Pretty drastic amount of writes when doing initial scan


(Markus Stenberg) #1

I am not sure if I am doing something wrong, but basically for the duration of initial scan, the database was writing to disk … a lot, about 1/10 to 1/20 of scanned volume. So when I scanned ~800GB of files, my poor SSD got trashed 40-80GB of writes over relatively short period of time. And knowing how SSD write lifetimes are, I find it slightly disturbing.

Is it feature or bug? It seems like bug to me, e.g. the database writes should be within orders of magnitude of final database size and committing every small change to disk seems overkill.


(Audrius Butkevicius) #2

Sadly that is not how LSM tree based databases work. Because your workload is mostly inserts for the initial scan, my money is that what you are seeing is write amplification having to rewrite and collapse levels by rewriting them as more writes are happening.

If you don’t change all of your data, I don’t think you’ll see that after the initial scan.

We do not commit every change to the database, but batch some number of index records. I don’t know how the database underneath decides to flush that to disk.


(Markus Stenberg) #3

Yeah, I roughly know how LSM stuff works. But given larger write logs, the write amplification can be much less. It seems leveldb is not doing that well in this case though, as I see syncthing writing 10-50MB/s for a loong while both during initial scan and then ‘sync’ step (during which almost nothing happens but I guess it reconciles state with what is on the other nodes).

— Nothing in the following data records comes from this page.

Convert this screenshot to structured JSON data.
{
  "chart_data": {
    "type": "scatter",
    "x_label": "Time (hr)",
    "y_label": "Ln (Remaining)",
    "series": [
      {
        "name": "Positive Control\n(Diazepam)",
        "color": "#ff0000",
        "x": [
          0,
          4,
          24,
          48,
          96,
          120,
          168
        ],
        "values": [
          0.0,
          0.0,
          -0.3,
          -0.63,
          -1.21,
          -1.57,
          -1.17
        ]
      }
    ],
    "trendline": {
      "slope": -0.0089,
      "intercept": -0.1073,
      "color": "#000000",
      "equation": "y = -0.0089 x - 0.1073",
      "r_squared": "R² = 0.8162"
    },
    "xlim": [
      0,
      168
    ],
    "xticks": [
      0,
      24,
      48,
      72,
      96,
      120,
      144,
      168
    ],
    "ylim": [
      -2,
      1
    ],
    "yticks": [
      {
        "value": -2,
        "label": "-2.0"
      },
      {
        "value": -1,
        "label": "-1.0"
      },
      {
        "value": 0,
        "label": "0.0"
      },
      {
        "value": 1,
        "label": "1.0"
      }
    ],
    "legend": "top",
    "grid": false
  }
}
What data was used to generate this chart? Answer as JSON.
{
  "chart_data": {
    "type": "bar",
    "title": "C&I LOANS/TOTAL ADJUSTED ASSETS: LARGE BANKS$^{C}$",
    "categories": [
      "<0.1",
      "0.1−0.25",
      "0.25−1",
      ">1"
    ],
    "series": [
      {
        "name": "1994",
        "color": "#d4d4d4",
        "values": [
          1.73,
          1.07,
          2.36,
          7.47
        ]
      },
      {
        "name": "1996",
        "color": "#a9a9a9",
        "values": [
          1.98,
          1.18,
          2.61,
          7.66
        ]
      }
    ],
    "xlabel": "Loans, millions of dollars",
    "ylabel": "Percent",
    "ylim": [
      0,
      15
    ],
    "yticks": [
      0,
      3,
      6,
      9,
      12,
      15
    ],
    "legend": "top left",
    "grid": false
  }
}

I wonder how much of syncthing CPU and/or I/O is spent on leveldb doing useless things.

( Not sure how many configuration knobs it has, but e.g. https://github.com/dgraph-io/badger has plenty which can be used to ameliorate this issue to some extent )


(Audrius Butkevicius) #4

Perhaps we ask leveldb to flush too often with small batches which causes very little to be buffered and causing large churn of levels, making write amplification worse.

I guess it’s a tradeoff for memory usage.

Don’t think moving to badger will win anything for pure write workloads, as the prinicple of operation is the same (LSM), both have buffers adjustable and the decision when to flush them is mostly in our code.


(Markus Stenberg) #5

Yeah I doubt implementations differ much. As syncthing in my case already uses 1gb+ of ram and the leveldb itself is actually smaller than that I would recommend less flushing or tuning leveldb to use longer log before flushing to LSM tree.


(Audrius Butkevicius) #6

Well, there is no one setting fits all, that would screw rpi’s badly.


(Bt90) #7

(Markus Stenberg) #8

Scaling it based on dataset size would be probably reasonable.

I guess scanning my 10(+)TB NAS would involve writing 1TB(+) of data to gather 10GB leveldb assuming it scales linearly (my current numbers seem 1/10 of that for 1 TB SSDs I am testing it with).

(I have had some 128 / 256 GB SSDs turn read-only (= and shortly thereafter die) so I am slightly leery of excessively writing applications)


(Simon) #9

This problem most likely has been made worse in https://github.com/syncthing/syncthing/pull/5441 (i.e. by me). Before that, flushes would happen every 64 files and every 1000 blockmap entries (independently). Now it happens every 64 files or blockmap entries, but maximally once per file, as both are written in the same batch. So essentially now a flush happens for every file with more than 64 blocks (i.e. bigger than 8MB). I just saw it’s possible to check the raw byte length of leveldb.Batch, so deciding based on that seems like the right way to go. I opened an issue about this (not about scaling it based on something, that could be a further step): https://github.com/syncthing/syncthing/issues/5531


(system) closed #10

This topic was automatically closed 30 days after the last reply. New replies are no longer allowed.